When God Went Mod

Once despised, modern churches have thrived—designed by many of the same architects who shaped mid-century suburbia
When God Went Mod
When God Went Mod
Top: In a rare nighttime shot, the iconic Chapel of the Holy Cross in Sedona, Arizona, designed in 1957 by Eichler architects Anshen and Allen. Above: A look inside the chapel.
When God Went Mod
Anshen (left) and Allen.

When, during the height of the mid-century's beatnik era, architect Walter Netsch was assigned to design a chapel for some of the squarest young men in America—U.S. Air Force cadets—he sought inspiration from the greatest churches in the medieval pantheon.

One was the elegant Sainte-Chapelle in Paris, dating to the 1200s, and another was the Basilica of Saint Francis Assisi, in Assisi, Italy, of similar date.

Why then did Netsch's plan for the Cadet Chapel cause an uproar in the U.S. Congress, with lawmakers calling it "a monstrosity" and "a row of polished teepees"?

No, modern architecture hadn't found full acceptance in 1957.

Netsch, who was with the architectural firm of Skidmore, Owings and Merrill, was far from the only modern-minded architect to face fury when designing a church that was neither pointed-arch Gothic, clapboard New England, red brick Georgian, or, in California, Spanish Colonial.

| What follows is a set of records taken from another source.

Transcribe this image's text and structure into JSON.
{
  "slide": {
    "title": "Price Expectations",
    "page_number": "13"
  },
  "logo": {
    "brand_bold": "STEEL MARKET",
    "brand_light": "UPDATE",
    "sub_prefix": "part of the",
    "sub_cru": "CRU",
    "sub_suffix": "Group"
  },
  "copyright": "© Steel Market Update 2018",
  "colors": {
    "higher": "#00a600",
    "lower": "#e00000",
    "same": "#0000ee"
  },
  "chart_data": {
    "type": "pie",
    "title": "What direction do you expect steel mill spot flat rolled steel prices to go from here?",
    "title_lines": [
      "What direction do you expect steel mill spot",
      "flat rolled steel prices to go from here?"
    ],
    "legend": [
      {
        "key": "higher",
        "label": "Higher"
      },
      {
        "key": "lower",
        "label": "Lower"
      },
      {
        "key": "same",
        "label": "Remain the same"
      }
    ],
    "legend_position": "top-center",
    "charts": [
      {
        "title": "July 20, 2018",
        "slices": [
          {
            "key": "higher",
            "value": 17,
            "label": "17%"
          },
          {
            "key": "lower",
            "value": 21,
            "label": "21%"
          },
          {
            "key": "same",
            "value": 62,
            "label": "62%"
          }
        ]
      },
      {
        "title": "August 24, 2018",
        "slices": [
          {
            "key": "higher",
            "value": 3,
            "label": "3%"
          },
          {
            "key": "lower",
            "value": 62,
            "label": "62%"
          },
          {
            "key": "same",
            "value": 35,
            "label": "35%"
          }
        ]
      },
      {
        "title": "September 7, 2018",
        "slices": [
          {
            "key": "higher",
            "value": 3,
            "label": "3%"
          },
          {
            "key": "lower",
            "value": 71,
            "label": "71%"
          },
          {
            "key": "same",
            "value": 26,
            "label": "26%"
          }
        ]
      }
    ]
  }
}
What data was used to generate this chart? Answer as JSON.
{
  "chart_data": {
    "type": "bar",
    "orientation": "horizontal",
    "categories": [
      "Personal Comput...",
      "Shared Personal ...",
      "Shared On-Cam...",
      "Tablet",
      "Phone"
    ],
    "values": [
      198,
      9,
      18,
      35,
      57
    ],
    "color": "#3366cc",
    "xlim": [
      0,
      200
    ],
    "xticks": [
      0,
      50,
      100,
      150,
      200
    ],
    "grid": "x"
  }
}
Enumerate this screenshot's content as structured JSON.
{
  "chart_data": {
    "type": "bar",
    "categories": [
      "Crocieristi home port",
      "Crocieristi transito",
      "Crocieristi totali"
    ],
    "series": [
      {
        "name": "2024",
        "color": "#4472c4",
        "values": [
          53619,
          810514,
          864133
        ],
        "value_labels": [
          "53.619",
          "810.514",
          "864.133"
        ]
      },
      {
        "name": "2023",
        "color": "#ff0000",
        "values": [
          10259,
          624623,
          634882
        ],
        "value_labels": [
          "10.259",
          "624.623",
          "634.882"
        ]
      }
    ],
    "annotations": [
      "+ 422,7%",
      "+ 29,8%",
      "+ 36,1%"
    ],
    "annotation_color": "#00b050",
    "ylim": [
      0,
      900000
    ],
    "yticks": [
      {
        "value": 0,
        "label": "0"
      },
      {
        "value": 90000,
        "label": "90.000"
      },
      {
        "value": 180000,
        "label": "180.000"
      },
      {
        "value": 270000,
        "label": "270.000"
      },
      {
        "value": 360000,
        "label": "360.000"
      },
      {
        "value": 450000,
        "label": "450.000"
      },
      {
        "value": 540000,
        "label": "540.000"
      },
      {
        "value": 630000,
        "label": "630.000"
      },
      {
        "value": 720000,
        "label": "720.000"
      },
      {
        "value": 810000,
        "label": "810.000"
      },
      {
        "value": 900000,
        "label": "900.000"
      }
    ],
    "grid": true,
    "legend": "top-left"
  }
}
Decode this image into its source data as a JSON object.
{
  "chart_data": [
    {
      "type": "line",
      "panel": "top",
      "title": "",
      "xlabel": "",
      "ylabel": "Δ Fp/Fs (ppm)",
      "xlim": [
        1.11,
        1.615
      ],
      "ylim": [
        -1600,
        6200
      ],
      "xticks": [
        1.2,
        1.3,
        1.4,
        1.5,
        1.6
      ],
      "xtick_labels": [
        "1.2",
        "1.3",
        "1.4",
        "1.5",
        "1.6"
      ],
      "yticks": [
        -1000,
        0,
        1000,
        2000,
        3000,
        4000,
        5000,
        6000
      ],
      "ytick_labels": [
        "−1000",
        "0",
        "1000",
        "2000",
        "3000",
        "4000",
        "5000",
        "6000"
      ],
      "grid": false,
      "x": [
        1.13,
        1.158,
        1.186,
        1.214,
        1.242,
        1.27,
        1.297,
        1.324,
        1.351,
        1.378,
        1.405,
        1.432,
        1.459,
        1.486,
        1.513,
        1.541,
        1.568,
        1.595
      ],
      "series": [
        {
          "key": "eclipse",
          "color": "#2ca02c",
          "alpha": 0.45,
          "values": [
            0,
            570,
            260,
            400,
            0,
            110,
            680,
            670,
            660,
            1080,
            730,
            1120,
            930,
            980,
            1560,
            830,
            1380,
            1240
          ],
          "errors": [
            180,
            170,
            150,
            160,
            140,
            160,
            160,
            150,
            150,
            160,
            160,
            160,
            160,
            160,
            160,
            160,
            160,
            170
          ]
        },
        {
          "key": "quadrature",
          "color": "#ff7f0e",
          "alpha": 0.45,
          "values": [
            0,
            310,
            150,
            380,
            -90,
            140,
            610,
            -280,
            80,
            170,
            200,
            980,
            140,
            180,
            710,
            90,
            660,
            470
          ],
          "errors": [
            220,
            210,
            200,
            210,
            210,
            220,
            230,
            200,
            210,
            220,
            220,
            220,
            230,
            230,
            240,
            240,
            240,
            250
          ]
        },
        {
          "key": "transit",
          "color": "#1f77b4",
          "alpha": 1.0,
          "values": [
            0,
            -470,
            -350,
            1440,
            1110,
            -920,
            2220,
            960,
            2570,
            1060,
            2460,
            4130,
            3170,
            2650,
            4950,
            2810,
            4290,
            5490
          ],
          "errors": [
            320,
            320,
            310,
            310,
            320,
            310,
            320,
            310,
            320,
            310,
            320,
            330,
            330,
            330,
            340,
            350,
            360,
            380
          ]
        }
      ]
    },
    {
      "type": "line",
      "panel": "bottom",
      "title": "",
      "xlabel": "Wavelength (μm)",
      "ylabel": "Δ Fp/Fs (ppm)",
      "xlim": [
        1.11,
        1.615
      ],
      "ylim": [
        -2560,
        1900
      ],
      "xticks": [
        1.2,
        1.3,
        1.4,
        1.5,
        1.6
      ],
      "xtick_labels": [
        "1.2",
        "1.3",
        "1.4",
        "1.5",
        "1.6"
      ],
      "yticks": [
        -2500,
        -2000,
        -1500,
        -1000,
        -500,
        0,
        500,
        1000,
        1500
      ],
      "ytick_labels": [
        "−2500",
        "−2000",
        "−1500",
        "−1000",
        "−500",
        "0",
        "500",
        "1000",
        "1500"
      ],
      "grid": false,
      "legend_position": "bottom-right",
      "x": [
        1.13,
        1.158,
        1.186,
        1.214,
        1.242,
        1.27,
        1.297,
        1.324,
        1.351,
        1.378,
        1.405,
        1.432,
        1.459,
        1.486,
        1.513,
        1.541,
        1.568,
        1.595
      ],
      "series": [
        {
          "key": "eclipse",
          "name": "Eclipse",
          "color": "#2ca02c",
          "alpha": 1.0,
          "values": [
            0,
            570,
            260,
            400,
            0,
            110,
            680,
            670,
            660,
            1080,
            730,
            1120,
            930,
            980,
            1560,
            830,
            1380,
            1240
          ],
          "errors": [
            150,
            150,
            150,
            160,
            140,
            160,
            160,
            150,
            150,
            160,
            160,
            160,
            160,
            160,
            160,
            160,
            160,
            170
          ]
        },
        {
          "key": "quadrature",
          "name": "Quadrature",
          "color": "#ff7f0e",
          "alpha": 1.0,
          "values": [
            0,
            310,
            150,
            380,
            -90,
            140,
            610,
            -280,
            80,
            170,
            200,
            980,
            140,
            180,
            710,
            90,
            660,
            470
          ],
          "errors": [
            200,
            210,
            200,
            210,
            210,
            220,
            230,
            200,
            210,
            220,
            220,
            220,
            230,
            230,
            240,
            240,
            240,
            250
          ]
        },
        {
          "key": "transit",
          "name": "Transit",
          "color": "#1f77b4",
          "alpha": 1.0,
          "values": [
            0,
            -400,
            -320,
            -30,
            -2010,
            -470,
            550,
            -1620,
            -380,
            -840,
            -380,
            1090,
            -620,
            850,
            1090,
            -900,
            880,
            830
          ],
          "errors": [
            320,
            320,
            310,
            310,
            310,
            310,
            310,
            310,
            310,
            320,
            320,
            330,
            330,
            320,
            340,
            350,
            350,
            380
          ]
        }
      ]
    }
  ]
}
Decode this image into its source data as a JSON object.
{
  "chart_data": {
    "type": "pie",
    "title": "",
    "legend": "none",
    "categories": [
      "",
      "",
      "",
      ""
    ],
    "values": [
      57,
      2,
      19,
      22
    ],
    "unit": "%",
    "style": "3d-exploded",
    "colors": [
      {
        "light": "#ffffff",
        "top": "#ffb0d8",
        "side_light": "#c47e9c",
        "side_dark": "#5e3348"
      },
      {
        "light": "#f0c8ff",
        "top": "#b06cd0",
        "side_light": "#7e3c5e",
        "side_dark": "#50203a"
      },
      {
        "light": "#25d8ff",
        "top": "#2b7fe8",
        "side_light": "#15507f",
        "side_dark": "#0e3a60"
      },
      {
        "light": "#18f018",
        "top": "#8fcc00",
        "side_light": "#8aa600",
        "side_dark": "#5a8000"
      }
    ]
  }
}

In America's heartland—Illinois, Wisconsin, Indiana, and their neighbors—young architects of the mid-century wishing to create "churches for today" were producing suburban structures in modern styles, pleasing some people but angering others.

The churches these men were producing were derided as "grocery store" or "gas station" churches, according to Gretchen Buggeln, author of the fine book The Suburban Church: Modernism and Community in Postwar America.

Still, since the conclusion of World War II, architects globally were arguing that new churches must have a new style to reflect current needs and functions, new ways of worshipping, and new ways of understanding God.

The French architect Joseph Pichard expressed this idea in his 1960 book Modern Church Architecture. If "we are unable to create our own religious art," he wrote, "the implication [is] that we cannot find our own way to God."

Designers, he wrote, need to get away from "nostalgic concerns." "We must now ask ourselves," Pichard wrote, "what we, who are used to scientific precision and practicality, and whose main belief is in the oneness and importance of the human race, can add to this sumptuous heritage and manifold expression of faith."

And he noted that designing a church is no easy task: "The architect must localize the Infinite in a specific place and build walls around the Unlimited."

But despite an ingrown distaste for radical design among many churchgoing people, modernism did succeed. Just as suburbia was booming with new tract homes from the 1940s into the 1960s, it was filling with new churches, many in what was called 'contemporary' design. In 1946, according to Buggeln, spending on church building in the Unites States was $126 million. In 1958 it hit $863 million.